Hydrogen peroxide is widely used as an antiseptic, a detergent, in cosmetics, as a bleaching agent and in water purification, among many other applications. The compound is produced in industrial concentrations of up to 60% solution with water, but in many common uses, the solution is far more diluted.

“Industrial hydrogen peroxide has to be transported in high concentrations to maximize the economics,” Wang said.

“Transportation is hazardous and costly because the concentrated compound is unstable. Hydrogen peroxide also degrades over time, and has to be stored once it gets to its destination.

“Our technology delocalizes the production of hydrogen peroxide,” he said. “As renewable electricity input gets cheaper, air is free and water is also cheap, our product should be competitive in terms of price.

“Instead of storing containers of hydrogen peroxide, hospitals that use it as a disinfectant could in the future turn on a spigot and get, for instance, a 3% solution on demand,” Wang said. “Instead of storing chemicals to disinfect pool water, homeowners can flick a switch and turn on the reactor to clean their pools.”

The Rice reactor is somewhat similar to a fuel cell, with electrodes on either side to process hydrogen (or water) and oxygen (from air), feeding them to catalysts on two electrodes sandwiching an ionically conductive porous solid electrolyte.
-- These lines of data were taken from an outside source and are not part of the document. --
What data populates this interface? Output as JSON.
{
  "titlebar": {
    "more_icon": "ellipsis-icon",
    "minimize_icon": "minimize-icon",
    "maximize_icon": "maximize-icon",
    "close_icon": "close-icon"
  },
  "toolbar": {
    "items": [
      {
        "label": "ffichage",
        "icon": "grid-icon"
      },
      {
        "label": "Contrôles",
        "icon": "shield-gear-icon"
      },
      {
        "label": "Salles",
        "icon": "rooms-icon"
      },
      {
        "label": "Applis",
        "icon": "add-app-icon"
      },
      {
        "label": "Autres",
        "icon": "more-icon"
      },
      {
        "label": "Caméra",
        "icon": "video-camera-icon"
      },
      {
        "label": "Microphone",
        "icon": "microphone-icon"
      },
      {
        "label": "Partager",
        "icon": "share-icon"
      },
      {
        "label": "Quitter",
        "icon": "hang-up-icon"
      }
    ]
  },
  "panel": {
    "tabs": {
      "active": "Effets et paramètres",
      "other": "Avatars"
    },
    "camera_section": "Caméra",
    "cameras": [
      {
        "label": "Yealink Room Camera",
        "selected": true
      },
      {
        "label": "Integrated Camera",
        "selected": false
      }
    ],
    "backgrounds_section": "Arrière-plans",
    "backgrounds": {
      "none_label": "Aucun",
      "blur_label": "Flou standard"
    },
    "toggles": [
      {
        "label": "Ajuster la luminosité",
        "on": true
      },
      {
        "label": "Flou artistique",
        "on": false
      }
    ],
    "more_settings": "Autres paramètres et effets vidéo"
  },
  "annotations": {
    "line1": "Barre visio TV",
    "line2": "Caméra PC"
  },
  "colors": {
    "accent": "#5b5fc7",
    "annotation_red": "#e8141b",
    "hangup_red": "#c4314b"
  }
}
“A fuel cell minimizes the production of hydrogen peroxide to produce just water with maximized energy efficiency,” said Rice postdoctoral researcher and lead author Chuan Xia. “In our case, we want to maximize hydrogen peroxide instead, and have tuned our catalyst to do so.”
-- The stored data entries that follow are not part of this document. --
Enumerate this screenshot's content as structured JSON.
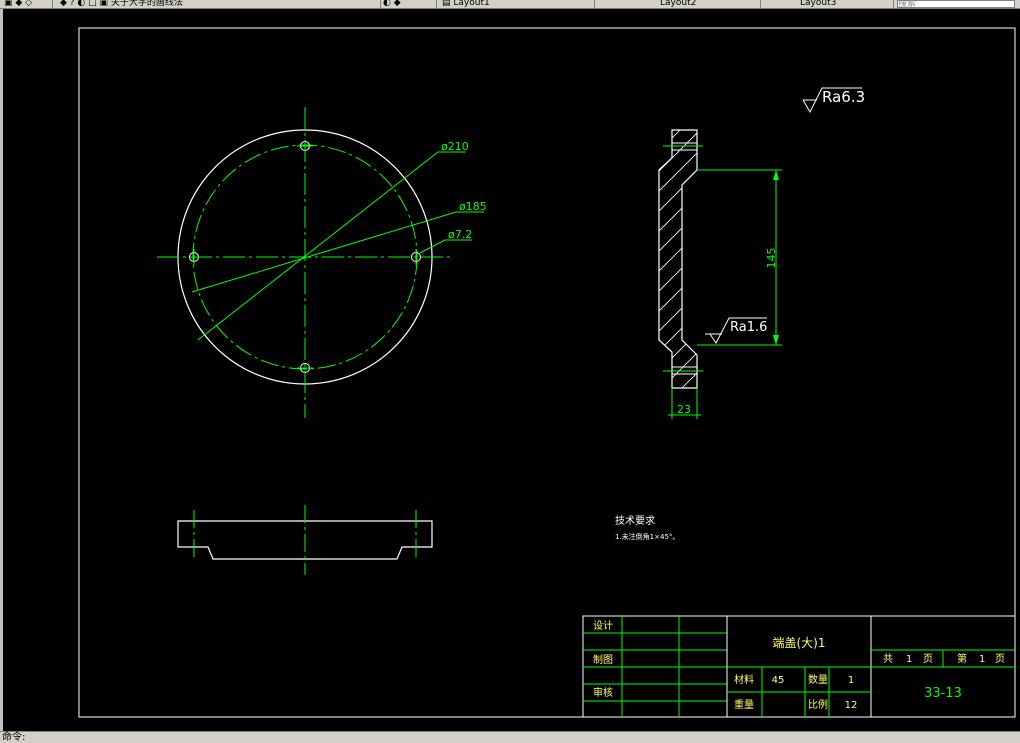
{
  "topbar": {
    "tab_title": "关于大学的画线法",
    "tab2": "Layout1",
    "tab3": "Layout2",
    "tab4": "Layout3",
    "search_placeholder": "搜索"
  },
  "status": {
    "text": "命令: "
  },
  "drawing": {
    "dim_d210": "ø210",
    "dim_d185": "ø185",
    "dim_d72": "ø7.2",
    "roughness_top": "Ra6.3",
    "roughness_face": "Ra1.6",
    "dim_145": "145",
    "dim_23": "23"
  },
  "tech_req": {
    "title": "技术要求",
    "line1": "1.未注倒角1×45°。"
  },
  "title_block": {
    "label_design": "设计",
    "label_draw": "制图",
    "label_review": "审核",
    "part_name": "端盖(大)1",
    "label_material": "材料",
    "material": "45",
    "label_quantity": "数量",
    "quantity": "1",
    "label_weight": "重量",
    "label_scale": "比例",
    "scale": "12",
    "sheets_total_label": "共",
    "sheets_total": "1",
    "sheets_unit": "页",
    "sheet_no_label": "第",
    "sheet_no": "1",
    "sheet_no_unit": "页",
    "drawing_no": "33-13"
  },
  "colors": {
    "background": "#000000",
    "outline": "#ffffff",
    "green": "#00ff00",
    "title_text": "#ffff66"
  }
}
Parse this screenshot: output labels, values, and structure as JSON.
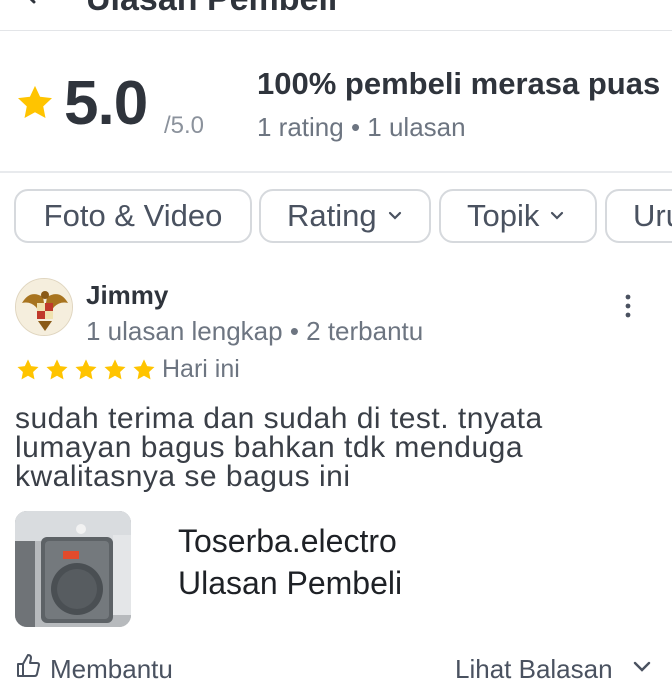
{
  "header": {
    "title": "Ulasan Pembeli"
  },
  "summary": {
    "score": "5.0",
    "score_max": "/5.0",
    "satisfied_text": "100% pembeli merasa puas",
    "counts_text": "1 rating • 1 ulasan",
    "star_color": "#FFC400"
  },
  "filters": [
    {
      "label": "Foto & Video"
    },
    {
      "label": "Rating"
    },
    {
      "label": "Topik"
    },
    {
      "label": "Urutkan"
    }
  ],
  "review": {
    "reviewer_name": "Jimmy",
    "reviewer_meta": "1 ulasan lengkap • 2 terbantu",
    "rating": 5,
    "date": "Hari ini",
    "text_lines": [
      "sudah terima dan sudah di test. tnyata",
      "lumayan bagus bahkan tdk menduga",
      "kwalitasnya se bagus ini"
    ],
    "watermark_line1": "Toserba.electro",
    "watermark_line2": "Ulasan Pembeli",
    "helpful_label": "Membantu",
    "see_reply_label": "Lihat Balasan"
  }
}
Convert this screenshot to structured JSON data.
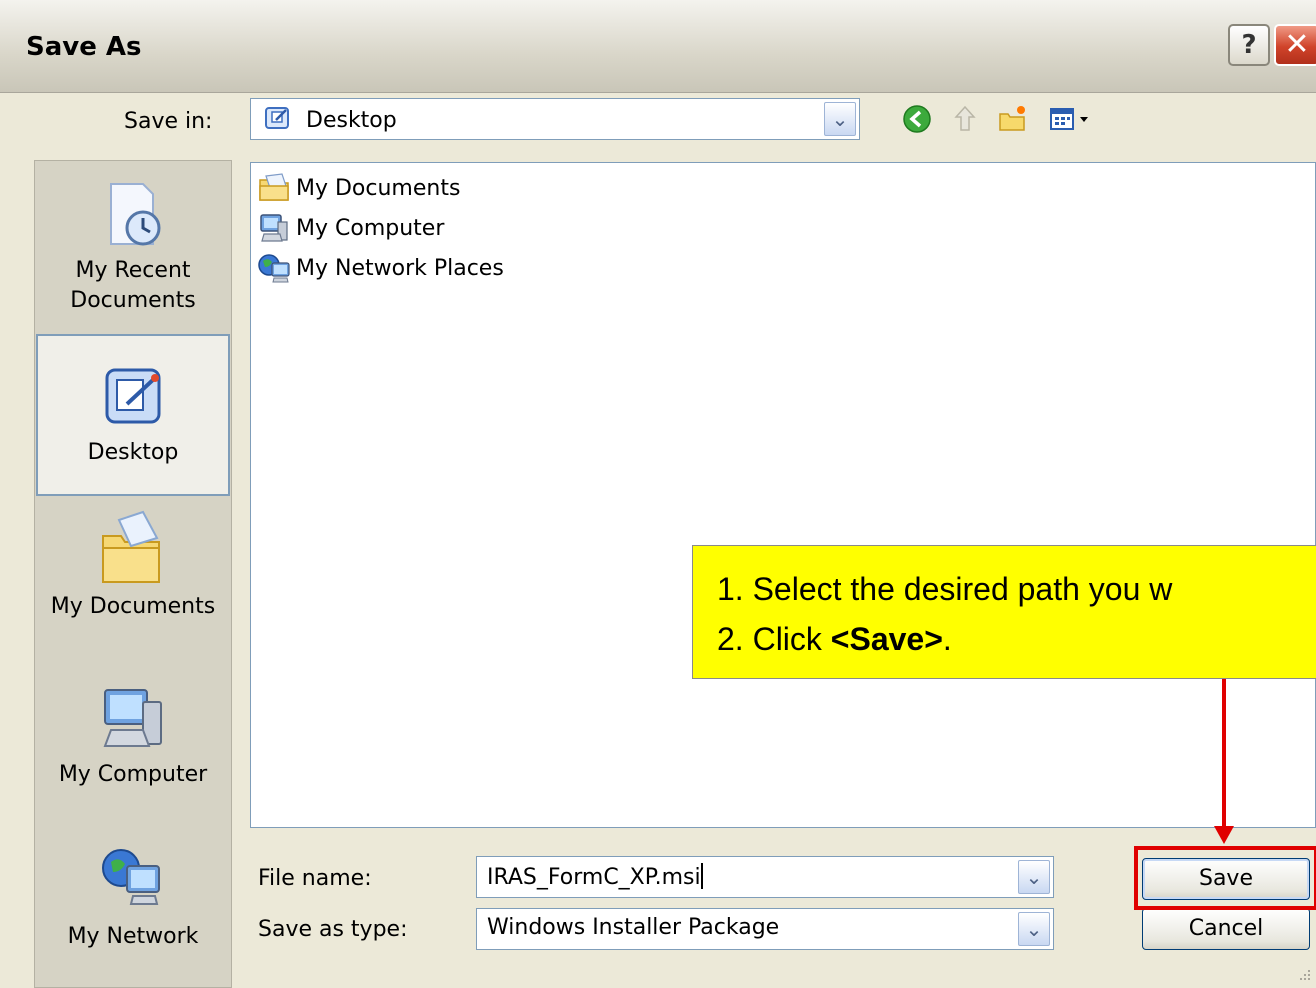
{
  "window": {
    "title": "Save As",
    "help_label": "?",
    "close_label": "✕"
  },
  "toolbar": {
    "save_in_label": "Save in:",
    "save_in_value": "Desktop",
    "icons": [
      "back-icon",
      "up-folder-icon",
      "new-folder-icon",
      "views-menu-icon"
    ]
  },
  "places": [
    {
      "label_line1": "My Recent",
      "label_line2": "Documents",
      "icon": "recent-documents-icon"
    },
    {
      "label_line1": "Desktop",
      "label_line2": "",
      "icon": "desktop-icon",
      "selected": true
    },
    {
      "label_line1": "My Documents",
      "label_line2": "",
      "icon": "my-documents-icon"
    },
    {
      "label_line1": "My Computer",
      "label_line2": "",
      "icon": "my-computer-icon"
    },
    {
      "label_line1": "My Network",
      "label_line2": "",
      "icon": "my-network-icon"
    }
  ],
  "files": [
    {
      "name": "My Documents",
      "icon": "folder-icon"
    },
    {
      "name": "My Computer",
      "icon": "computer-icon"
    },
    {
      "name": "My Network Places",
      "icon": "network-places-icon"
    }
  ],
  "form": {
    "file_name_label": "File name:",
    "file_name_value": "IRAS_FormC_XP.msi",
    "save_type_label": "Save as type:",
    "save_type_value": "Windows Installer Package"
  },
  "buttons": {
    "save": "Save",
    "cancel": "Cancel"
  },
  "annotation": {
    "line1": "1. Select the desired path you w",
    "line2_prefix": "2. Click ",
    "line2_bold": "<Save>",
    "line2_suffix": ".",
    "highlight_color": "#e00000",
    "callout_color": "#ffff00"
  }
}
The low-cost carbon black catalyst, set in a solid electrolyte and oxidized to enhance its reactivity, shifts the oxygen reduction pathway towards the desired chemical at rates and concentrations determined by the applied voltage, air and water feedstock and a steady supply of deionized water. The reaction takes place under ambient temperatures and pressures.

Co-lead author Yang Xia, a second-year graduate student in the Wang lab, said the catalyst proved robust enough to synthesize pure solution of 1%-by-weight hydrogen peroxide over 100 continuous hours in the lab with negligible degradation.

Wang said the lab plans to engineer both larger reactors and plug-and-play components with an eye toward testing with industrial partners. He sees great promise for industrial-scale applications like municipal water purification systems. The Rice lab has tested low concentrations of its product on campus rainwater and proved its ability to remove organic carbon contaminants.

“There are so many potential applications,” he said. “Before this, electrochemical synthesis of hydrogen peroxide was limited by its product separation or purification process, but we’ve solved the big barrier to practical applications.”

Rice graduate student Peng Zhu and academic visitor Lei Fan are co-authors of the paper. Wang is the William Marsh Rice Trustee Chair, an assistant professor of chemical and biomolecular engineering and a 2019 CIFAR Azrieli Global Scholar.

Rice University and the J. Evans Attwell-Welch Postdoctoral Fellowship provided by the Smalley-Curl Institute supported the research.